The home secretary, Theresa May, has announced a major independent inquiry into claims that for decades, accusations and evidence of child abuse were dismissed, ignored and mishandled by many of Britain’s most important institutions.
She also announced a review of the way the Home Office handled sexual abuse allegations passed to it between 1979 and 1995 – including those submitted by MP Geoffrey Dickens to the then home secretary Leon Brittan.
The allegations of organised historic sexual abuse of children by MPs and peers are already sending huge shockwaves through the British establishment; they point to abuses and cover-ups in the care system and the civil service, among others, and have revived long-dormant inquiries into alleged child abuse by powerful figures at the Elm Guest House in Barnes in the early 1980s.
But the claims that have sparked these new investigations also fit a broader pattern of crimes committed in the past, often by the famous and powerful, that have had significant impacts on how the police and other criminal justice agencies work in the present.
In short, they are what some social scientists have described as “signal crimes”.
A special kind of crime
These are crimes whose discovery changes how we individually and collectively think, feel and behave about our safety and security. They cut through the background noise of everyday life, communicating messages about the nature and distribution of risks and threats, reshaping our ordering of social reality, and revealing the boundaries of our moral and behavioural norms.
A number of the historic abuse cases discovered recently fit this description, especially the crimes perpetrated by Rolf Harris, Stuart Hall, Max Clifford and Jimmy Savile. All those cases combined issues of celebrity, criminality, blatant failures by state agencies, and anxiety about appropriate sexual conduct – central themes in periodic re-examinations of British society and culture.

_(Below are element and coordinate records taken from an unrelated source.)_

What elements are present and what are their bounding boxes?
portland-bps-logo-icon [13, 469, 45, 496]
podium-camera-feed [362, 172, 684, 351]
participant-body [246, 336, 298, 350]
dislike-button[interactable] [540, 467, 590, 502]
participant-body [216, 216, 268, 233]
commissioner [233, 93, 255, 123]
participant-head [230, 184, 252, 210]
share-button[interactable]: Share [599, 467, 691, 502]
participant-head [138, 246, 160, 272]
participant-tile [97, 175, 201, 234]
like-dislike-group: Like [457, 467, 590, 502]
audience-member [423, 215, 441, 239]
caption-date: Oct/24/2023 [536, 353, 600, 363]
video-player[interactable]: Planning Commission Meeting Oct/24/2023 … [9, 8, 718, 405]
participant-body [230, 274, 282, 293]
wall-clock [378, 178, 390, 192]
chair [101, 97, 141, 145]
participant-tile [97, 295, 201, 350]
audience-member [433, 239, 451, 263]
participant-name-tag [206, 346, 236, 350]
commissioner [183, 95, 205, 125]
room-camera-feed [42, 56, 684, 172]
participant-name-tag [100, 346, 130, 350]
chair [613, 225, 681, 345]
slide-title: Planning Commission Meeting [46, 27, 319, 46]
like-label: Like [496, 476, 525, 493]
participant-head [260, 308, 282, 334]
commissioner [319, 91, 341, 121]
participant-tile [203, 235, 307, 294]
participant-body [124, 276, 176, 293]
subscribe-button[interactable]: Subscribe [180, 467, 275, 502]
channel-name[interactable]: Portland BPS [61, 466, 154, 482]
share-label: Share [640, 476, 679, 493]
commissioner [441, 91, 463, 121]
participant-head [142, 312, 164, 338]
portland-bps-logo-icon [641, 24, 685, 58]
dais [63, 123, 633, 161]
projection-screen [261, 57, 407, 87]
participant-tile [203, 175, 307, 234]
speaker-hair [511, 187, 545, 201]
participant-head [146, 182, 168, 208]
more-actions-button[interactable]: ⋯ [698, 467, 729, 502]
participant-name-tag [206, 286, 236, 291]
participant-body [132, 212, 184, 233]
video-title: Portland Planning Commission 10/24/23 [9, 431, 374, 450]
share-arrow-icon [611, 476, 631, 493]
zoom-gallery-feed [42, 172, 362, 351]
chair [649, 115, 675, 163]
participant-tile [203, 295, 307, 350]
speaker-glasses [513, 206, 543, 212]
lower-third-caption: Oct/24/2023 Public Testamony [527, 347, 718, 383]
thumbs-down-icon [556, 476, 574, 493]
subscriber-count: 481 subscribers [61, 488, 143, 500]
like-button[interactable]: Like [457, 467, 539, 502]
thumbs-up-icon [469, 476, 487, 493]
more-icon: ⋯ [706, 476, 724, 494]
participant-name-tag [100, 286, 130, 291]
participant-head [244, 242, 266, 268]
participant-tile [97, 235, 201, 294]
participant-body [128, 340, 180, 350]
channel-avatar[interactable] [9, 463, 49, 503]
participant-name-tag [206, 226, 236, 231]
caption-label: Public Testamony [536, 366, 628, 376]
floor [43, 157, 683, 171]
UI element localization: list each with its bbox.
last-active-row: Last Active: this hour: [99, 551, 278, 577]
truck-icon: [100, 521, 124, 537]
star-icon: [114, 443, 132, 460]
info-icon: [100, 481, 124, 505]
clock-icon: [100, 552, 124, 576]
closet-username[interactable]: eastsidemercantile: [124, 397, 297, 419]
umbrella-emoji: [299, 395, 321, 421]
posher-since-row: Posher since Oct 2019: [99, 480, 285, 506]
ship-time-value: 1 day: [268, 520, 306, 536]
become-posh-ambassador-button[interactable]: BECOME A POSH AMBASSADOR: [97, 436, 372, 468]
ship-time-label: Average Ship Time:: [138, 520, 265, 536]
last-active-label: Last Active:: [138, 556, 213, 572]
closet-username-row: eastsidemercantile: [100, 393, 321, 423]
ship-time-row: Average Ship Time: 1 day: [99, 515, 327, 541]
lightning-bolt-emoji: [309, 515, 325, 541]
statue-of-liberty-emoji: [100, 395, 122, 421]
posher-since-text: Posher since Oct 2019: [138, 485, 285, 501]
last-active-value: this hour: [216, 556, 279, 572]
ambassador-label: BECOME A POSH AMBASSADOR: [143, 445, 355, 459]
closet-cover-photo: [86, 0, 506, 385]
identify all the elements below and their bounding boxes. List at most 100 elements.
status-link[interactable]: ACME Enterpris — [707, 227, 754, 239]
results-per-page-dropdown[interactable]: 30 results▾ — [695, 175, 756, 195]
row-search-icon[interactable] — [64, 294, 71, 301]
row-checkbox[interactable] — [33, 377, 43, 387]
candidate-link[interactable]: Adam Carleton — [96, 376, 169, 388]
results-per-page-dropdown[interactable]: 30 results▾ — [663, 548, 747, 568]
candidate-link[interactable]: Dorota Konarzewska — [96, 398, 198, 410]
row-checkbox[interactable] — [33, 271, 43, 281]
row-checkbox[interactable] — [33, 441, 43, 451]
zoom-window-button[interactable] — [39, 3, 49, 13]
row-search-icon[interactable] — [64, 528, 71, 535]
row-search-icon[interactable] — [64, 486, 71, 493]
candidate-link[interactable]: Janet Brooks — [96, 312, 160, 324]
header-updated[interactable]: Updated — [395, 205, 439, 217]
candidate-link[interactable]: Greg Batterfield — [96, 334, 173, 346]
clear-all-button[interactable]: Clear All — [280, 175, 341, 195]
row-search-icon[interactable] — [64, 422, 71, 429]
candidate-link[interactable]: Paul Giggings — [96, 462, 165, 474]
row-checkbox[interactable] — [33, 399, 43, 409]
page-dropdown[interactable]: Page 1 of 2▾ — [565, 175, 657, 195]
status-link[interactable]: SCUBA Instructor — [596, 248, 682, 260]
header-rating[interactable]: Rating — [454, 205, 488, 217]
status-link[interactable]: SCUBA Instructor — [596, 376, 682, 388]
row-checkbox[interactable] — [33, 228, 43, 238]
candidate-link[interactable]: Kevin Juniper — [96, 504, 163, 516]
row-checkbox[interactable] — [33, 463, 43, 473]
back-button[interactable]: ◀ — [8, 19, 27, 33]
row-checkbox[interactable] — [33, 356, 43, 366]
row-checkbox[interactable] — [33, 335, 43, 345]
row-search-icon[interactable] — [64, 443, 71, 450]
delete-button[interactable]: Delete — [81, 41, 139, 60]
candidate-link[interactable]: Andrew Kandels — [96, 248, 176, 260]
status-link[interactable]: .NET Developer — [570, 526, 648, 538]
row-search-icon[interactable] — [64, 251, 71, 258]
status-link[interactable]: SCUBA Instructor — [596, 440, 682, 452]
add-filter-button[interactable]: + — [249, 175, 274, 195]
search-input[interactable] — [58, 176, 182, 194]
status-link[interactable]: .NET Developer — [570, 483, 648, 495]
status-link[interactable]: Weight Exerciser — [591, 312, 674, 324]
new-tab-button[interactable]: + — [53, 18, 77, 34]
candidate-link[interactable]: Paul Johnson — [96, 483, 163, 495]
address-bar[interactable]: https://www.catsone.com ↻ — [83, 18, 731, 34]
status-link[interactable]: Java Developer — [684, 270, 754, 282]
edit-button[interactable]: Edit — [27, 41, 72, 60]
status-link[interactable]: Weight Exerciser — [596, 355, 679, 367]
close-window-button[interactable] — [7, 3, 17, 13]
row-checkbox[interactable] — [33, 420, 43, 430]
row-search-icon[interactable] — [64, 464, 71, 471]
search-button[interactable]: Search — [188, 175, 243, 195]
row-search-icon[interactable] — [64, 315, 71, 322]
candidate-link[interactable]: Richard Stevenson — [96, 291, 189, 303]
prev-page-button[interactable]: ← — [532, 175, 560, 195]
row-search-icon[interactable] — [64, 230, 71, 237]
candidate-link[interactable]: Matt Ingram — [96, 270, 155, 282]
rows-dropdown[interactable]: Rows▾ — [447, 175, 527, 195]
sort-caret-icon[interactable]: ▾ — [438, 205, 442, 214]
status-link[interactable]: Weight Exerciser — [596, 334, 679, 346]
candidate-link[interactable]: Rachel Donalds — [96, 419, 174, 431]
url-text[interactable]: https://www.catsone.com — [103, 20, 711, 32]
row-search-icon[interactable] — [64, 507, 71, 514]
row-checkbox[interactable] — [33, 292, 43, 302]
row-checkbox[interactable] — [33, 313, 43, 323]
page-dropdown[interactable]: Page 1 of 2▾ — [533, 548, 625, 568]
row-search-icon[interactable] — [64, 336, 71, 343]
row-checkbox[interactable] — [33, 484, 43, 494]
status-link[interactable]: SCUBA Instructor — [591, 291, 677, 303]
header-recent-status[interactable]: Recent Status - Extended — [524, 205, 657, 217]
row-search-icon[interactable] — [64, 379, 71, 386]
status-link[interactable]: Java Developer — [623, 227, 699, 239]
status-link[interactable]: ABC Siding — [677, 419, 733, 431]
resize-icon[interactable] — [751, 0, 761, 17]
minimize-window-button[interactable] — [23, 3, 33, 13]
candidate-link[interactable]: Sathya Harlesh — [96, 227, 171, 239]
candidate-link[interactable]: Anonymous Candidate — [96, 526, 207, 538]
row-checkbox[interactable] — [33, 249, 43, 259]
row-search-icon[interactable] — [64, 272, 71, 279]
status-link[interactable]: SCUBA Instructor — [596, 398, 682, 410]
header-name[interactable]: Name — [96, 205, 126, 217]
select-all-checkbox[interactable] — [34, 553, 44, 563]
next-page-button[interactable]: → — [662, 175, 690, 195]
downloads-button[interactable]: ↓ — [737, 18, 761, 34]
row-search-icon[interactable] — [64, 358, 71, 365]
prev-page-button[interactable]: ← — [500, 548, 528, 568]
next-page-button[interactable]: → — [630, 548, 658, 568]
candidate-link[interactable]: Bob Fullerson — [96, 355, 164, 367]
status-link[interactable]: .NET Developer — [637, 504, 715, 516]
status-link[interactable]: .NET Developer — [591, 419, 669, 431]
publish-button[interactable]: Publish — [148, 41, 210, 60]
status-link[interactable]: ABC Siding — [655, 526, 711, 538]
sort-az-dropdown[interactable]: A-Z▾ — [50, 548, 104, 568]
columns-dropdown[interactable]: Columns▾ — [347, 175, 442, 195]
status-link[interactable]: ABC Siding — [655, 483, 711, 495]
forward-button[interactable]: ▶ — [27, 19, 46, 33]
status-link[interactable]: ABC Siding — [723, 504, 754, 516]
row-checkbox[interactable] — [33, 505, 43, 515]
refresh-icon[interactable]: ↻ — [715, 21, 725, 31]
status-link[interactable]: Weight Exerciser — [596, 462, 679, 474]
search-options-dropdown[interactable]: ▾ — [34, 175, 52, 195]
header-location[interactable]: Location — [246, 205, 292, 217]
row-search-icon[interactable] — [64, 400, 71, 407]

But there is an additional category of past crimes that, although focused on different substantive issues, are proving equally influential in channelling public and political concerns. This category includes the findings of the Hillsborough Independent Panel; the allegations of collusion in unsolved murders against Gerry Adams in Northern Ireland; the unsolved murder of Daniel Morgan; and the activities of undercover police officers.
What has been remarkable to observe has been how, as these cases have mounted in recent years, so has the number of state and social institutions touched by the taint of scandal and culpability. Police, media organisations, schools, central government, social services, the health service, the church – have all been exposed in particular ways.
The re-opening of all these cases has thrown up inconvenient and challenging questions about our notions of law, order and justice, and whether we can ever really trust the state and its institutions to protect people from harm.
Reworking the past
These are all signal crimes deriving from historic events. They possess the telltale traits of a phenomenon that can be labelled “retroactive social control”: where past events are placed under new definitions of the situation and in the process new opportunities for the regulation and control of behaviour in the here and now made possible.
In this process, previously hidden crimes and wrongdoing are publicly re-examined and redefined, not just to acknowledge what happened but to reframe the public memory of these events. This, in turn, often triggers criminal justice interventions, even though many years may have passed since the original offence occurred (as in the cases stemming from Operation Yewtree).
This process of retroactively changing how past events are publicly defined and remembered typically involves two key steps, usually achieved either through the courts or some form of public inquiry. First is what we might call the social control of memory; the way in which the content of what is collectively remembered is adjusted and reconstructed. In many cases, this involves the radical recasting of the public reputations of formerly powerful and lauded individuals.
After this is done, there begins a new phase of social control through memory, where reworked public and institutional memories of the past lead to changes in how social control is exerted in the present – for instance, increased likelihood of criminal convictions for the perpetrators of abuse.
The critical point about signal crimes is that although they are relatively few, they exert a disproportionate influence on the public understanding of crime in general.
Ironically, the current cases have emerged just as criminal justice agencies are focusing more and more attention on the future. Technologies for anticipating and preventing crime using big data and the associated strategies of predictive policing and risk-based profiling to manage offenders are beguiling criminal justice leaders and dominating their thinking about future plans.
But at the same time, the legitimacy of the institutions trusted to protect us from crime are being badly corroded by the haunting legacies of crimes past.
It has been announced that the government’s inquiry will be headed by Elizabeth Butler-Sloss, who not only headed the inquiry into the Cleveland child abuse scandal in 1987, but as a judge, ruled in favour of lifelong anonymity for the killers of James Bulger – whose 1993 murder provoked public shock and despair like no other crime of its time.
That experience will surely stand her in good stead as she leads an inquiry into how the British state as a whole apparently failed some of its most vulnerable citizens.